I think your problem with this reaction lies in the easily confused term syn and cis. Both appear to mean that two functional groups are oriented in the same direction. On a cyclic molecule, syn and cis are the same. However, cis is a stereochemical descriptor and syn is a conformational descriptor. Simplifying this reaction to an acyclic case may help. Consider the meso isomer of 2,3-butanediol shown.
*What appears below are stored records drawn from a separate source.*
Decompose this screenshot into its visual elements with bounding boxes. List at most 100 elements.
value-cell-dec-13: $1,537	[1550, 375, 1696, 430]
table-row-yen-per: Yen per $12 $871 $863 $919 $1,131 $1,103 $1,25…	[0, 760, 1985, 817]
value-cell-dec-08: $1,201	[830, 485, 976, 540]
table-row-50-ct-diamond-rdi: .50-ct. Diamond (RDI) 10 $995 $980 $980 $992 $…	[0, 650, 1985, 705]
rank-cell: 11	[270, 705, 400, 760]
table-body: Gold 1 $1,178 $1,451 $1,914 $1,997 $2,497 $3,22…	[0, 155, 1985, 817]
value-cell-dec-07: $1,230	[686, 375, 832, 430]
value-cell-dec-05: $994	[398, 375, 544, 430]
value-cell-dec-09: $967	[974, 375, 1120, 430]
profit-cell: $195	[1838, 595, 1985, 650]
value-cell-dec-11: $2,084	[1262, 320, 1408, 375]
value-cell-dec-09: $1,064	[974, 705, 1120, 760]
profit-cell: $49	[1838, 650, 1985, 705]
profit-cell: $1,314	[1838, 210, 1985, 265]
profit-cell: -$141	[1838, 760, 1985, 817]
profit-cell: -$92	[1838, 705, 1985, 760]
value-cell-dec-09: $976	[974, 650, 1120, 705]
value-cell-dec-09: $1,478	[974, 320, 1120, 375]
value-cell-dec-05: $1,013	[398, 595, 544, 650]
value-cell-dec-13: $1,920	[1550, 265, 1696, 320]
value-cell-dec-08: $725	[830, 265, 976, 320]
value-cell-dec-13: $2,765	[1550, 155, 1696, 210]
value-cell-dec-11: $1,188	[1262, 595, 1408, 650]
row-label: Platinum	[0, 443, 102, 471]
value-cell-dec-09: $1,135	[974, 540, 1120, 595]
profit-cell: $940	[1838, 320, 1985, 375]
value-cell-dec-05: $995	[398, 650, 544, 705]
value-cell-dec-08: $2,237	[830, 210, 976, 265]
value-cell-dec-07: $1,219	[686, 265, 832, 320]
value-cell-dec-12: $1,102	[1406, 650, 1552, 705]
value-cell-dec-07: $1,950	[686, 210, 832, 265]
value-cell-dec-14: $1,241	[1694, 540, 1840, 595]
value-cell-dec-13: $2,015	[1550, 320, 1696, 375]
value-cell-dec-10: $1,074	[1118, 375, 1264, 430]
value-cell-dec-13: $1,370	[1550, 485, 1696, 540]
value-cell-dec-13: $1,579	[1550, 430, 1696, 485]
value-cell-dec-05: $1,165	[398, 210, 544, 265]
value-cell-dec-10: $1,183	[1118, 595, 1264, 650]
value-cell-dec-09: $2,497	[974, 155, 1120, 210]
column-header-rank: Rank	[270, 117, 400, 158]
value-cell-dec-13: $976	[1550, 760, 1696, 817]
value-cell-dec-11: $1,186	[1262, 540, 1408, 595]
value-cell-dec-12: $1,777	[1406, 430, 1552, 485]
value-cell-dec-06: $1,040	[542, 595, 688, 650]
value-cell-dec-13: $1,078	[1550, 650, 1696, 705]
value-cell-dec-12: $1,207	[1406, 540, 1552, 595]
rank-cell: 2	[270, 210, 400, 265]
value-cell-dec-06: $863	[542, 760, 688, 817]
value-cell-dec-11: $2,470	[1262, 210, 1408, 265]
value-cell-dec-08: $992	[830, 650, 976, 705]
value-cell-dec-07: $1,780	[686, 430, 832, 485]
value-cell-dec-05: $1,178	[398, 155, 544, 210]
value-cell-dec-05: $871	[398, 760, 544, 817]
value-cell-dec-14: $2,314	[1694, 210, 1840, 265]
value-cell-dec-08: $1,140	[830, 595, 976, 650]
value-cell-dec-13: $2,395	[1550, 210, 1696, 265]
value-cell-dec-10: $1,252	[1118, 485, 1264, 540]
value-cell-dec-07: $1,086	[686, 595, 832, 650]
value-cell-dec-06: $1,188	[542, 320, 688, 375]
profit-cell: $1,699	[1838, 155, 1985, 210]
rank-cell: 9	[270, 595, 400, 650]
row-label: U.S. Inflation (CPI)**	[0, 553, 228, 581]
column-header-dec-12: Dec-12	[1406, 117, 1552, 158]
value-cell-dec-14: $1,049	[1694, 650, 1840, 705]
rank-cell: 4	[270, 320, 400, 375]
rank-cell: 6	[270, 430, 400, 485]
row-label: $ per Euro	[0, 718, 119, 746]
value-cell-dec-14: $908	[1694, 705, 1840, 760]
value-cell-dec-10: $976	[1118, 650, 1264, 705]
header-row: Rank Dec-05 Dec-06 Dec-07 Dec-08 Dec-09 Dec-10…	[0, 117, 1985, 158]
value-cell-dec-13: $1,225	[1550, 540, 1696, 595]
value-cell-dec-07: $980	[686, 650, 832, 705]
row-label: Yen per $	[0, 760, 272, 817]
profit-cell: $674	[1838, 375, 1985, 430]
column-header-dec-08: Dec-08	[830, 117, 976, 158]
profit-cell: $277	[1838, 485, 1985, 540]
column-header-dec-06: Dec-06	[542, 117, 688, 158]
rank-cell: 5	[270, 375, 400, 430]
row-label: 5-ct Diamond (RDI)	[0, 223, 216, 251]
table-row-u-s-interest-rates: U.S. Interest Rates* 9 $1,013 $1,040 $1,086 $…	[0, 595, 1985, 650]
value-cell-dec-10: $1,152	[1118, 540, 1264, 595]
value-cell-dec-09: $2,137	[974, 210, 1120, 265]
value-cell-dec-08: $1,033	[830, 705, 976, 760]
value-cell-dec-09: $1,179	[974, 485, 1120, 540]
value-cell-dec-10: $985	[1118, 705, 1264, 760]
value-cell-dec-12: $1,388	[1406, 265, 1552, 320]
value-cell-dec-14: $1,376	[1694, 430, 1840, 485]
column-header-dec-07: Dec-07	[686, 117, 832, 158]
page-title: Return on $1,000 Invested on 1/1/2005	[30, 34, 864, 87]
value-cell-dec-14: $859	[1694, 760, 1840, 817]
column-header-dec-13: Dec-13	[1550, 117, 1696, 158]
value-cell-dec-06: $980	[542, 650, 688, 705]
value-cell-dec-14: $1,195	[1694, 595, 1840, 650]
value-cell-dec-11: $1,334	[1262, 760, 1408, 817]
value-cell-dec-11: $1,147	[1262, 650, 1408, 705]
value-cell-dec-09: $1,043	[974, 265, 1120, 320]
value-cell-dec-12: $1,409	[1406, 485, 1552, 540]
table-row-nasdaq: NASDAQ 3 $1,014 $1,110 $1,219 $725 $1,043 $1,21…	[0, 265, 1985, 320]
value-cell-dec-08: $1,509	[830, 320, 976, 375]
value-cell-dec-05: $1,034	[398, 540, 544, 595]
This isomer is drawn in the anti conformation, which is probably the lowest energy for steric reasons. This isomer has a syn conformation, which looks like the following. Note that the two -OH groups are not both oriented forward with solid wedges. That drawing implies a high energy eclipsed conformation.
(source: nist.gov)
Now back to the reaction with HIO4. In order to form the cyclic intermediate, the -OH groups need to be close in space. On an acyclic molecule, this requires a syn conformation, which most acyclic molecules can achieve even if it is not the lowest energy conformation. In cyclic molecules, particularly cyclohexanes, the syn conformation might not have the -OH groups close together. For cis-1,2-cyclohexanediol, which is also syn respective to the "plane" of the ring, to move the two -OH groups into the correct arrangement, it would need to wiggle into the higher energy boat or twist-boat conformations. However, trans-1,2-cyclohexanediol, which is anti has the two -OH groups oriented close together. In a sense, the trans isomer has the two -OH groups oriented syn with respect to the C-C bond that they share. Thus, trans-1,2-cyclohexanediol should react more readily with HIO4 that cis-1,2-cyclohexanediol, because the lowest energy conformer of trans-1,2-cyclohexanediol has the close arrangement of two -OH groups. The cis isomer would have to change conformation, which increases the energy input required, increasing the activation energy and slowing the reaction rate.
The diaxial case (whether boat or chair), would definitely be unreactive.